New drug developer Oscotec has begun work to make Genosco a 100% subsidiary. Genosco developed the new lung cancer drug Leclaza, the first domestically developed anticancer drug to enter the U.S. market. Genosco had previously sought a KOSDAQ listing, but small shareholders opposed it and the plan fell through.

Oscotec holds 59% equity in Genosco. Oscotec plans to secure funds through a third-party allotment paid-in capital increase to buy the remaining 41% equity. It will newly issue and sell shares to specific external investors who are not existing shareholders.

According to the Financial Supervisory Service's electronic disclosure system on the 18th, Oscotec will hold an extraordinary general meeting of shareholders on Jan. 5 to push for an amendment to its articles of incorporation to increase the total number of authorized shares to be issued from 40 million to 50 million.

With the funds secured in this way, Oscotec plans to complete the conversion of Genosco into a wholly owned subsidiary within one to two years. Genosco's equity is held by Meritz Securities (20%), Yuhan Corporation (5%), the children of former Oscotec CEO Kim Jeong-geun (13%), and executives and employees.

As of the first half of this year, retail investors accounted for 66% of Oscotec's total shareholders. From the perspective of small shareholders, they may raise concerns that a paid-in capital increase could reduce the value of their shares compared with before. This is because when the number of shares increases, existing shareholders' equity ratios are diluted. Oscotec said, "We will not conduct a rights offering that causes dilution of shareholder value." In other words, existing shareholders will not be given the right to purchase new shares.

Genosco had previously sought a KOSDAQ listing, but the plan was scrapped at the preliminary review stage by the Korea Exchange (KRX). The controversy arose because both Genosco and Oscotec generate sales from Leclaza, raising concerns about duplicate listings.

Oscotec founded Genosco in the United States in 2000. Genosco developed Leclaza and transferred the technology to Yuhan Corporation in 2015. Leclaza received approval from the Ministry of Food and Drug Safety in Jan. 2021. As a combination therapy used with the anticancer drug Rybrevant from U.S. pharmaceutical company J&J, it received approval from the U.S. Food and Drug Administration (FDA) in Aug. last year.

In 2018, Yuhan Corporation transferred the global exclusive rights to Leclaza to Johnson & Johnson's subsidiary Janssen in a deal worth up to 1.4 trillion won.
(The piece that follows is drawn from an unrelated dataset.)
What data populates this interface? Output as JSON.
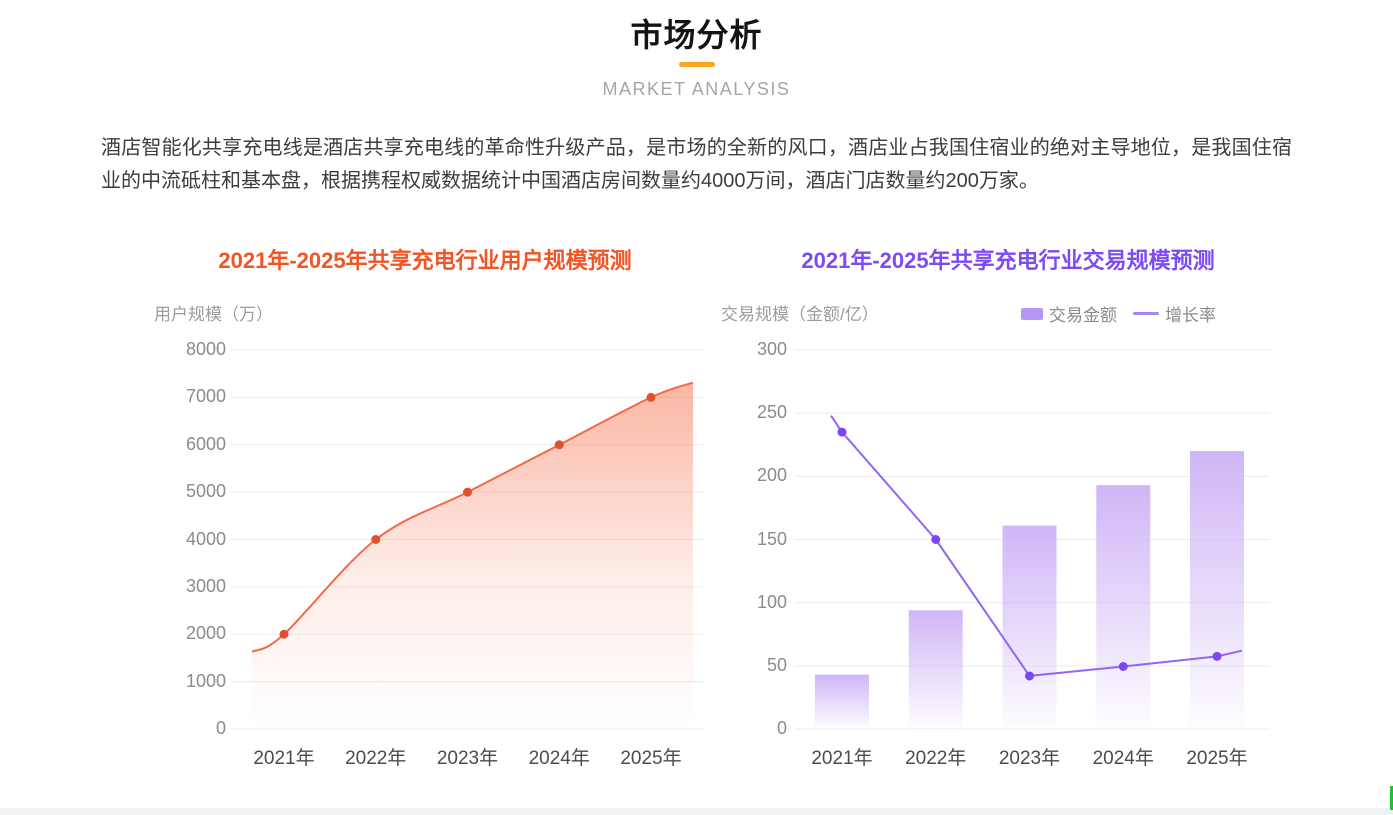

Under the contract at the time, Oscotec and Genosco receive a portion of Leclaza sales from Johnson & Johnson as royalties (a share of sales revenue). The two companies each receive 20% of the royalties, and Yuhan Corporation receives the remaining 60%.

Oscotec's small shareholders opposed Genosco's listing on the grounds that both generate sales from Leclaza, which would dilute corporate value if Genosco listed. Believing that an initial public offering of Genosco could push down Oscotec's share price, small shareholders took collective action and dismissed former CEO Kim Jeong-geun at the shareholders meeting in March.
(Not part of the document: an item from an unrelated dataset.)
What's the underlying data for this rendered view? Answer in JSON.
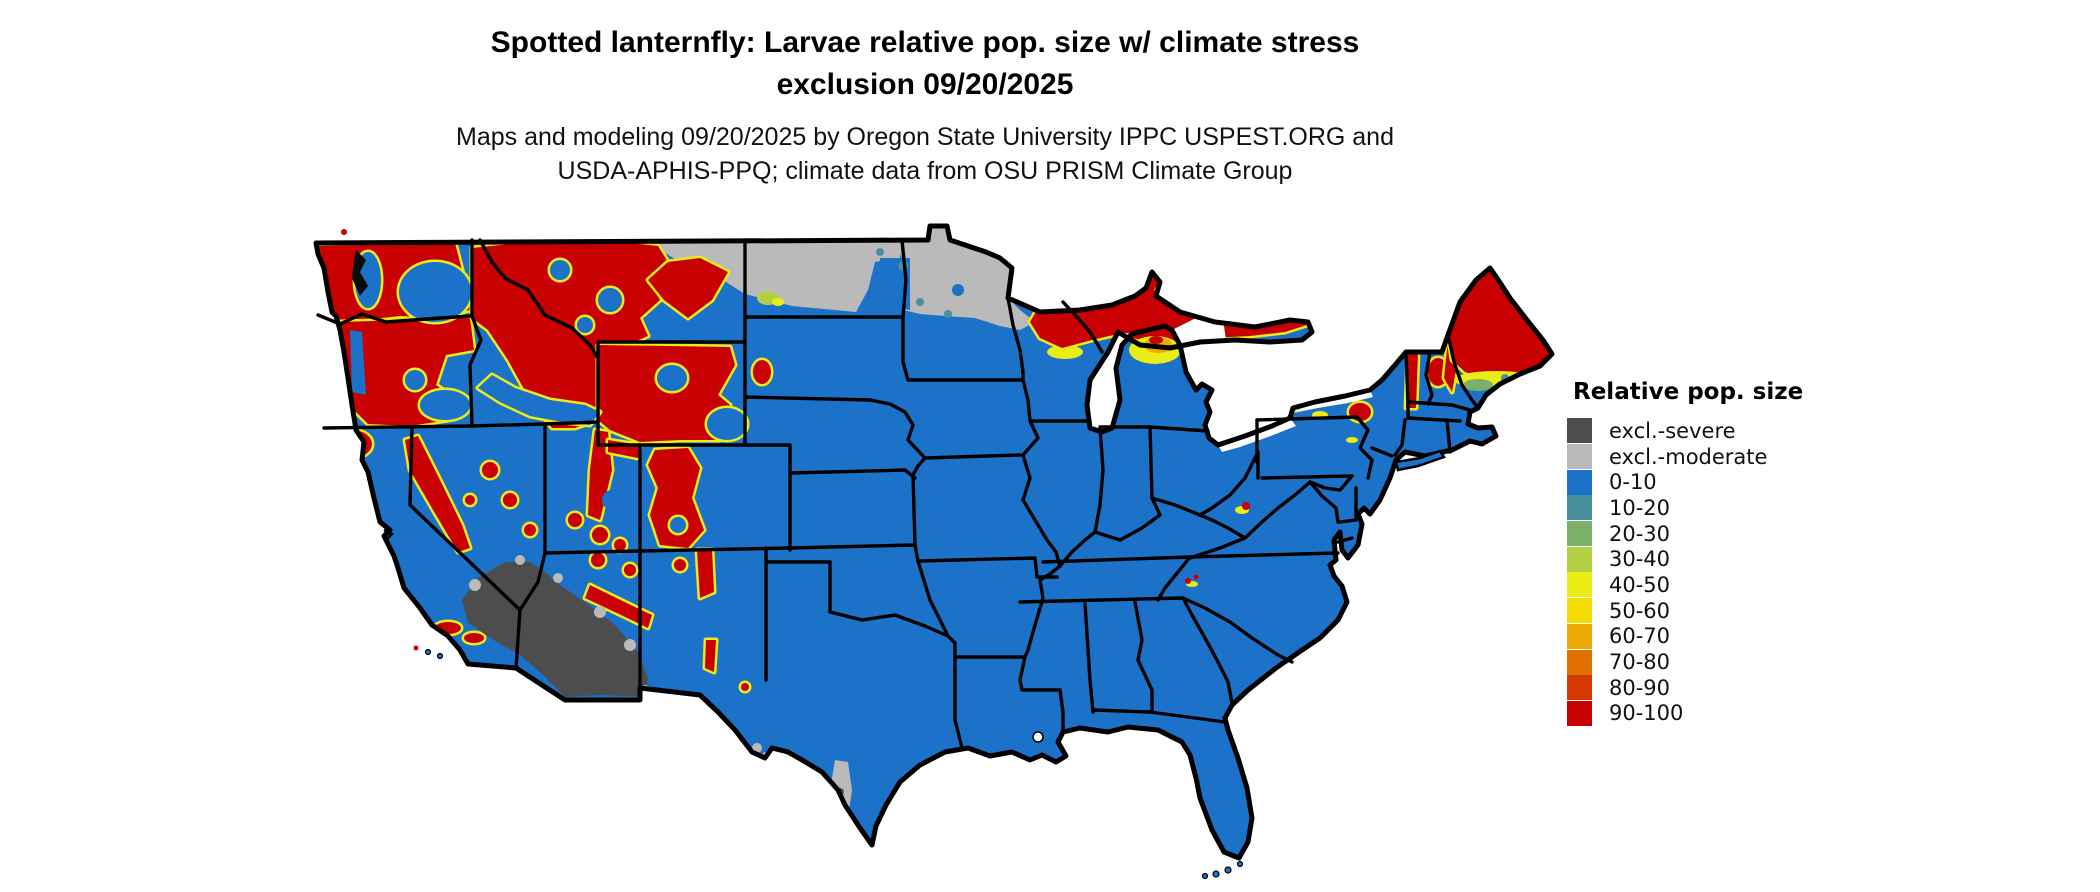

Oscotec's small shareholders demanded that Genosco be converted into a wholly owned subsidiary or merged. Oscotec determined that a merger of the two companies would be difficult because Genosco is a U.S. entity and pursued a conversion to a wholly owned subsidiary. Oscotec's position is that if Genosco is converted into a 100% subsidiary, the subsidiary's profits will flow directly to the parent company, aligning with shareholder interests.

Oscotec is currently developing candidate substances for treating Alzheimer's dementia and solid tumors. Genosco submitted an investigational new drug application for a phase 1 clinical trial of a candidate treatment for pulmonary fibrosis to the U.S. Food and Drug Administration in Aug.
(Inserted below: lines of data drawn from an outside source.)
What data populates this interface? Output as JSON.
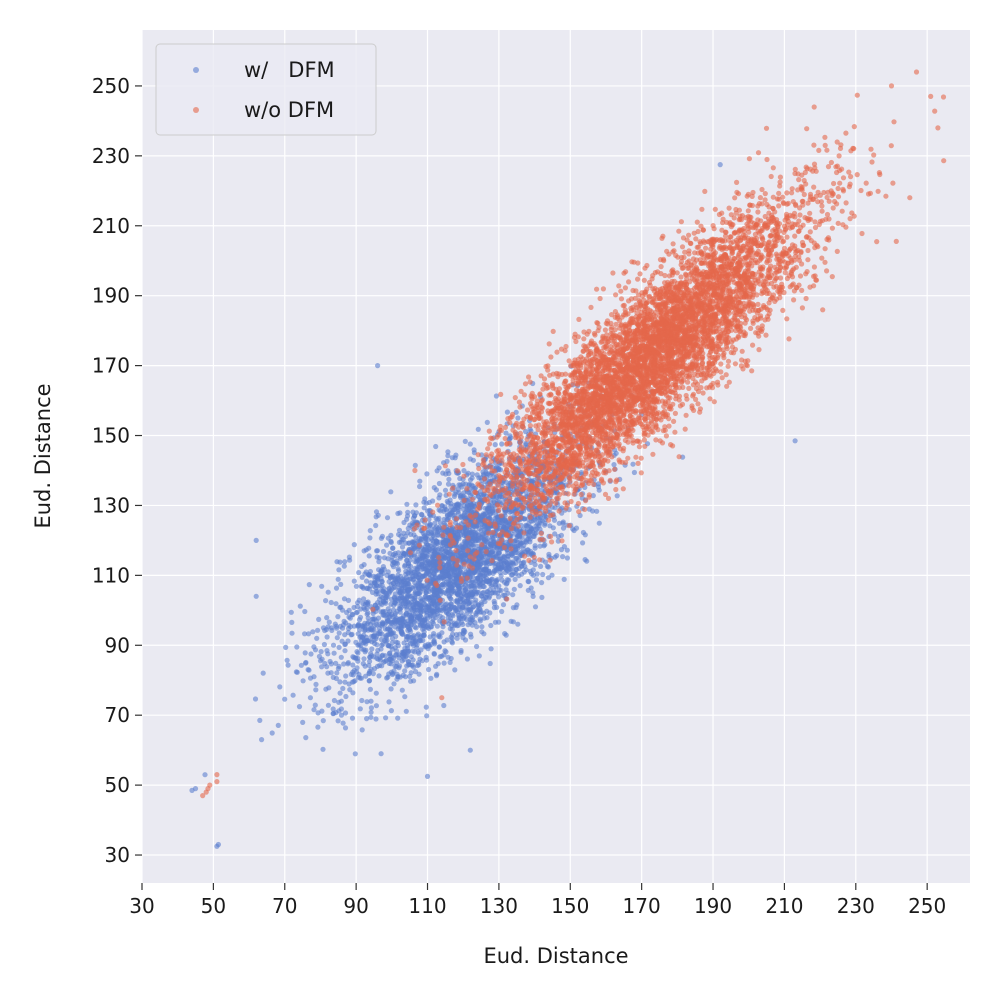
{
  "chart_data": {
    "type": "scatter",
    "title": "",
    "xlabel": "Eud. Distance",
    "ylabel": "Eud. Distance",
    "xlim": [
      30,
      262
    ],
    "ylim": [
      22,
      266
    ],
    "xticks": [
      30,
      50,
      70,
      90,
      110,
      130,
      150,
      170,
      190,
      210,
      230,
      250
    ],
    "yticks": [
      30,
      50,
      70,
      90,
      110,
      130,
      150,
      170,
      190,
      210,
      230,
      250
    ],
    "grid": true,
    "legend_position": "top-left",
    "background_color": "#eaeaf2",
    "grid_color": "#ffffff",
    "series": [
      {
        "name": "w/   DFM",
        "color": "#5b7fcf",
        "distribution": {
          "n": 3600,
          "mean": [
            118,
            114
          ],
          "std": [
            17,
            17
          ],
          "corr": 0.72
        },
        "outliers": [
          [
            44,
            48.5
          ],
          [
            45,
            49
          ],
          [
            51,
            32.5
          ],
          [
            62,
            120
          ],
          [
            62,
            104
          ],
          [
            63,
            68.5
          ],
          [
            110,
            52.5
          ],
          [
            97,
            59
          ],
          [
            96,
            170
          ],
          [
            122,
            60
          ],
          [
            213,
            148.5
          ],
          [
            192,
            227.5
          ]
        ]
      },
      {
        "name": "w/o DFM",
        "color": "#e5674b",
        "distribution": {
          "n": 5600,
          "mean": [
            172,
            172
          ],
          "std": [
            22,
            22
          ],
          "corr": 0.88
        },
        "outliers": [
          [
            47,
            47
          ],
          [
            48,
            48
          ],
          [
            48.5,
            49
          ],
          [
            49,
            50
          ],
          [
            51,
            53
          ],
          [
            51,
            51
          ],
          [
            114,
            75
          ],
          [
            247,
            254
          ],
          [
            251,
            247
          ],
          [
            253,
            238
          ],
          [
            240,
            250
          ]
        ]
      }
    ]
  }
}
Funding is needed to conduct clinical trials. Genosco had previously sought a KOSDAQ listing to raise research and development expenses for various new drug developments. A company official said, "We are currently using Leclaza royalties and milestones (license fees) for research and development expenses."

Oscotec's cumulative consolidated sales for the third quarter this year were 20.9 billion won, with an operating loss of 9.3 billion won. Research and development expenses were 17.8 billion won. During the same period, Genosco recorded 12.3 billion won in sales and an operating loss of 3.365 billion won.

※ This article has been translated by AI. Share your feedback here.